Судно шло заданным курсом по совершенно спокойному днём морю, и капитану можно было немного расслабиться и заняться воспитанием неразумных подчинённых. Надо сказать, что наш кэп был прирождённым педагогом, ну прямо Макаренко в военно-морском варианте. Любил он это дело!
– Старпом, героев на мостик! – потирая руки, приказал капитан. Народ на мостике нездорово оживился. В рубке появились две согбенные раскаянием и тяжёлым похмельем фигуры четвёртого и пятого помощников капитана, облачённые в новенькую, но уже изрядно помятую и запачканную парадную форму. Юные орлы-штурманы, два дня назад назначенные на «Колечицкий» после окончания Ломоносовской мореходки, получив аванс, при полном параде направили свои стопы в «Челюсти» (ресторан «Челюскин»), где набрели на группу таких же свежеиспечённых лейтенантов-подводников. Изрядно набравшись и покуролесив, молодёжь решила после кабака заполночь направиться догуливать в гости к подводникам в бухту Малый Улисс.
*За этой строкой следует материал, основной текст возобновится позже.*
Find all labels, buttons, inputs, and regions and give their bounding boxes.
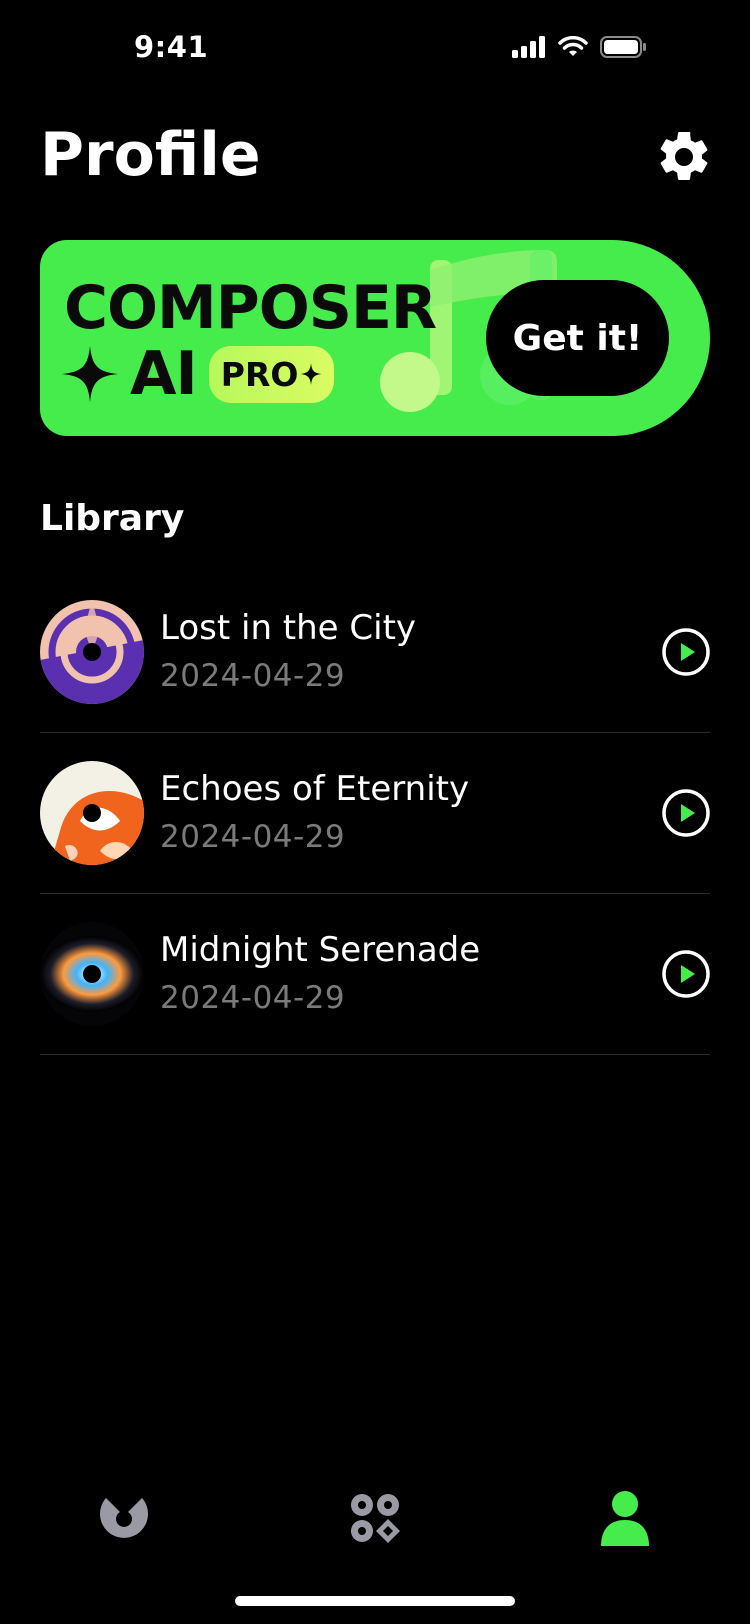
- promo-title: COMPOSER: [64, 273, 437, 343]
- header: Profile: [40, 120, 710, 200]
- sparkle-icon: [62, 346, 118, 402]
- library-title: Library: [40, 498, 185, 539]
- song-title: Echoes of Eternity: [160, 769, 470, 809]
- library-item[interactable]: Midnight Serenade 2024-04-29: [40, 894, 710, 1055]
- album-cover: [40, 761, 144, 865]
- song-title: Lost in the City: [160, 608, 417, 648]
- settings-button[interactable]: [654, 127, 714, 187]
- home-indicator: [235, 1596, 515, 1606]
- signal-icon: [512, 36, 545, 58]
- song-date: 2024-04-29: [160, 819, 346, 855]
- status-time: 9:41: [134, 30, 209, 64]
- promo-title-line2: AI PRO: [62, 339, 335, 409]
- pro-badge: PRO: [208, 345, 335, 403]
- get-it-button[interactable]: Get it!: [486, 280, 669, 396]
- song-date: 2024-04-29: [160, 980, 346, 1016]
- library-item[interactable]: Lost in the City 2024-04-29: [40, 572, 710, 733]
- tab-bar: [0, 1470, 750, 1570]
- page-title: Profile: [40, 120, 261, 190]
- tab-discover[interactable]: [94, 1488, 154, 1548]
- promo-ai-label: AI: [130, 339, 198, 409]
- play-icon[interactable]: [662, 628, 710, 676]
- wifi-icon: [558, 36, 588, 56]
- pro-badge-label: PRO: [220, 354, 299, 394]
- status-icons: [512, 36, 646, 58]
- play-icon[interactable]: [662, 789, 710, 837]
- battery-icon: [600, 36, 646, 58]
- library-item[interactable]: Echoes of Eternity 2024-04-29: [40, 733, 710, 894]
- tab-browse[interactable]: [345, 1488, 405, 1548]
- song-title: Midnight Serenade: [160, 930, 481, 970]
- person-icon: [601, 1491, 649, 1546]
- disc-icon: [100, 1498, 148, 1538]
- library-list: Lost in the City 2024-04-29 Echoes of Et…: [40, 572, 710, 1055]
- play-icon[interactable]: [662, 950, 710, 998]
- sparkle-small-icon: [300, 363, 323, 385]
- song-date: 2024-04-29: [160, 658, 346, 694]
- status-bar: 9:41: [0, 0, 750, 100]
- grid-icon: [351, 1494, 400, 1543]
- gear-icon: [660, 131, 708, 180]
- album-cover: [40, 600, 144, 704]
- composer-ai-promo-banner[interactable]: COMPOSER AI PRO Get it!: [40, 240, 710, 436]
- tab-profile[interactable]: [595, 1488, 655, 1548]
- album-cover: [40, 922, 144, 1026]
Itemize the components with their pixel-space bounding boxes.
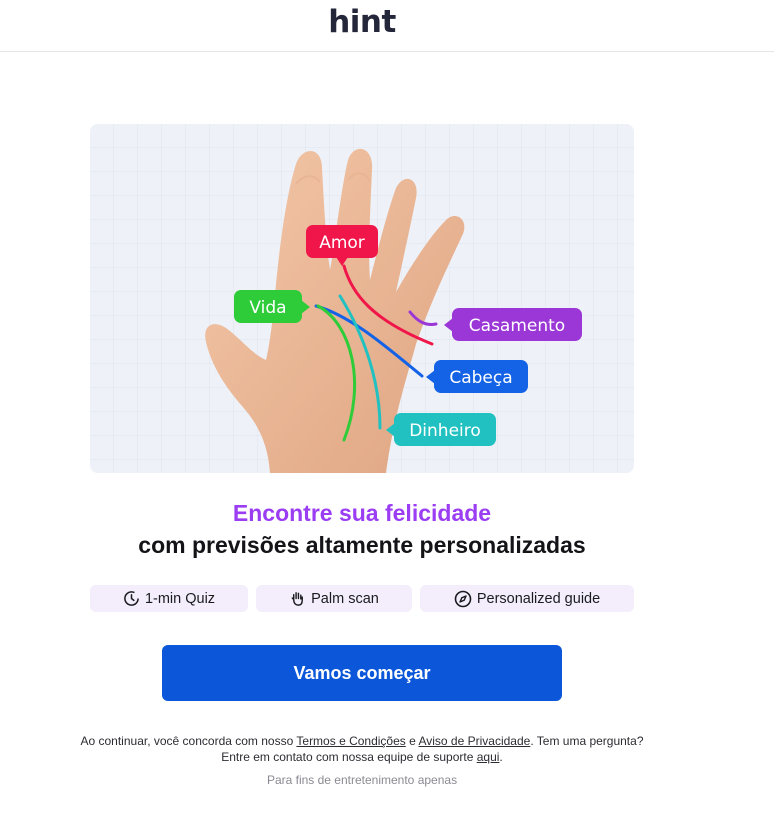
headline: Encontre sua felicidade com previsões al… [90,497,634,561]
legal-suffix: . [499,750,503,764]
svg-text:Cabeça: Cabeça [449,368,512,388]
legal-and: e [405,734,419,748]
top-header: hint [0,0,774,52]
start-button[interactable]: Vamos começar [162,645,562,701]
hint-logo[interactable]: hint [0,4,724,40]
hand-icon [291,592,304,606]
chip-guide: Personalized guide [420,585,634,612]
headline-accent: Encontre sua felicidade [232,500,492,526]
label-vida: Vida [234,290,310,323]
label-casamento: Casamento [444,308,582,341]
svg-text:Casamento: Casamento [469,316,565,336]
chip-quiz: 1-min Quiz [90,585,248,612]
headline-main: com previsões altamente personalizadas [138,532,586,558]
privacy-link[interactable]: Aviso de Privacidade [418,734,530,748]
legal-prefix: Ao continuar, você concorda com nosso [80,734,297,748]
chip-palm-scan-label: Palm scan [311,590,379,607]
support-link[interactable]: aqui [477,750,500,764]
compass-icon [454,590,472,607]
label-dinheiro: Dinheiro [386,413,496,446]
timer-icon [124,591,139,606]
entertainment-disclaimer: Para fins de entretenimento apenas [266,773,458,787]
svg-text:Amor: Amor [319,233,365,253]
svg-text:Vida: Vida [249,298,286,318]
label-cabeca: Cabeça [426,360,528,393]
terms-link[interactable]: Termos e Condições [296,734,405,748]
chip-guide-label: Personalized guide [476,590,601,607]
palm-illustration: Amor Vida Casamento Cabeça Dinheiro [90,124,634,473]
legal-text: Ao continuar, você concorda com nosso Te… [80,733,644,765]
svg-text:Dinheiro: Dinheiro [409,421,481,441]
chip-palm-scan: Palm scan [256,585,412,612]
feature-chips: 1-min Quiz Palm scan Personalized guide [90,585,634,612]
palm-hero-image: Amor Vida Casamento Cabeça Dinheiro [90,124,634,473]
chip-quiz-label: 1-min Quiz [144,590,216,607]
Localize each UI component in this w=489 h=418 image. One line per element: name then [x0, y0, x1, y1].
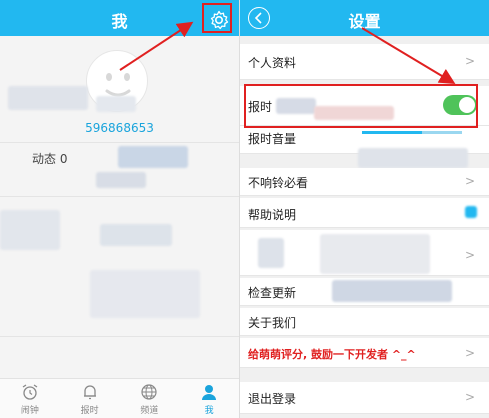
- blurred-patch: [118, 146, 188, 168]
- blurred-patch: [358, 148, 468, 168]
- chevron-right-icon: >: [464, 390, 475, 404]
- settings-screen: 设置 个人资料 > 报时 报时音量 不响铃必看 > 帮助说明 > 检查更新 关于…: [240, 0, 489, 418]
- chevron-right-icon: >: [464, 346, 475, 360]
- volume-slider[interactable]: [362, 131, 462, 134]
- blurred-patch: [0, 210, 60, 250]
- nav-channel[interactable]: 频道: [120, 379, 180, 418]
- item-label: 退出登录: [248, 392, 297, 406]
- settings-item-check-update[interactable]: 检查更新: [240, 278, 489, 306]
- bell-icon: [83, 385, 96, 400]
- settings-item-rate-app[interactable]: 给萌萌评分, 鼓励一下开发者 ^_^ >: [240, 338, 489, 368]
- comparison-screenshot: 我 596868653 动态 0 闹钟 报时 频道 我 设置 个人资料 > 报时…: [0, 0, 489, 418]
- bottom-navigation: 闹钟 报时 频道 我: [0, 378, 239, 418]
- settings-header: 设置: [240, 0, 489, 36]
- alarm-clock-icon: [22, 384, 38, 400]
- nav-label: 闹钟: [20, 406, 39, 416]
- blurred-patch: [96, 96, 136, 112]
- nav-label: 报时: [80, 406, 99, 416]
- profile-header: 我: [0, 0, 239, 36]
- item-label: 帮助说明: [248, 208, 297, 222]
- divider: [0, 336, 239, 337]
- blurred-patch: [96, 172, 146, 188]
- settings-title: 设置: [348, 12, 381, 31]
- blurred-patch: [100, 224, 172, 246]
- settings-item-profile[interactable]: 个人资料 >: [240, 44, 489, 80]
- person-icon: [202, 385, 217, 400]
- blurred-patch: [465, 206, 477, 218]
- chevron-right-icon: >: [464, 248, 475, 262]
- nav-me[interactable]: 我: [179, 379, 239, 418]
- divider: [0, 196, 239, 197]
- blurred-patch: [258, 238, 284, 268]
- chevron-right-icon: >: [464, 174, 475, 188]
- chevron-right-icon: >: [464, 54, 475, 68]
- item-label: 检查更新: [248, 286, 297, 300]
- volume-fill: [362, 131, 422, 134]
- nav-label: 频道: [140, 406, 159, 416]
- nav-label: 我: [204, 406, 214, 416]
- profile-screen: 我 596868653 动态 0 闹钟 报时 频道 我: [0, 0, 239, 418]
- settings-item-logout[interactable]: 退出登录 >: [240, 382, 489, 414]
- nav-chime[interactable]: 报时: [60, 379, 120, 418]
- settings-item-about[interactable]: 关于我们: [240, 308, 489, 336]
- item-label: 报时音量: [248, 132, 297, 146]
- item-label: 关于我们: [248, 316, 297, 330]
- nav-alarm[interactable]: 闹钟: [0, 379, 60, 418]
- blurred-username: [8, 86, 88, 110]
- settings-item-obscured[interactable]: >: [240, 230, 489, 276]
- settings-button[interactable]: [202, 3, 232, 33]
- settings-item-no-ring-guide[interactable]: 不响铃必看 >: [240, 168, 489, 196]
- item-label: 个人资料: [248, 56, 297, 70]
- toggle-highlight-box: [244, 84, 478, 128]
- settings-item-help[interactable]: 帮助说明: [240, 198, 489, 228]
- blurred-patch: [320, 234, 430, 274]
- divider: [0, 142, 239, 143]
- dynamic-count[interactable]: 动态 0: [32, 150, 67, 167]
- user-id: 596868653: [85, 121, 154, 135]
- blurred-patch: [332, 280, 452, 302]
- gear-icon: [210, 10, 229, 30]
- item-label: 给萌萌评分, 鼓励一下开发者 ^_^: [248, 348, 416, 361]
- globe-icon: [141, 384, 157, 400]
- item-label: 不响铃必看: [248, 176, 309, 190]
- blurred-patch: [90, 270, 200, 318]
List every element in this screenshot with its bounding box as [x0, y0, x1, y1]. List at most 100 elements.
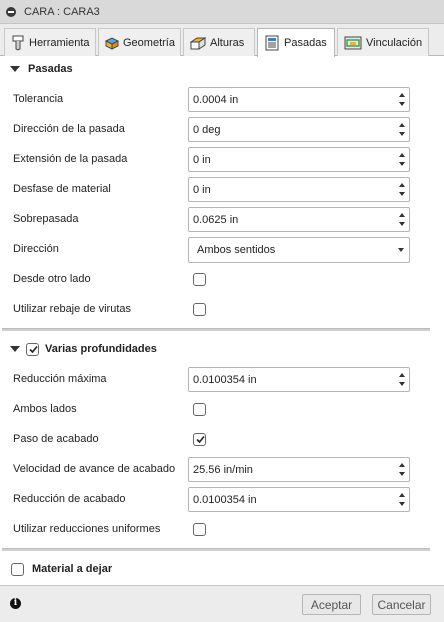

Не найдя подходящего транспорта, весёлая компания обнаружила возле ресторана единственную на весь Владивосток телегу на резиновом ходу и, за изрядную сумму уломав деда-возницу, военно-морской конный экипаж, блистая погонами и шевронами и оглашая нестройным пением полутёмную в это время улицу Ленина, отправился в дальний поход (четыре мили по прямой). Однако возле «Ваньки с дудкой» (памятник на центральной площади) моряки были перехвачены военным патрулем (сухопутным) и радостно препровождены в комендатуру. Там, разобравшись по погонам и нашивкам, кто есть кто, подводников оставили в офицерских камерах, а «полувоенных» штурманов забрал дежурный по бригаде и сонных отвёз на «Колечицкий», где вахтенные бережно разнесли их по каютам. Подъём и выход на рейд они, естественно, проспали. Однако основной флотский принцип был соблюдён – физические тела юных штурманов находились в замкнутом пространстве кают между форштевнем и ахтерштевнем родного судна, где им и надлежало находиться по судовой роли. Всё остальное имело вспомогательное значение.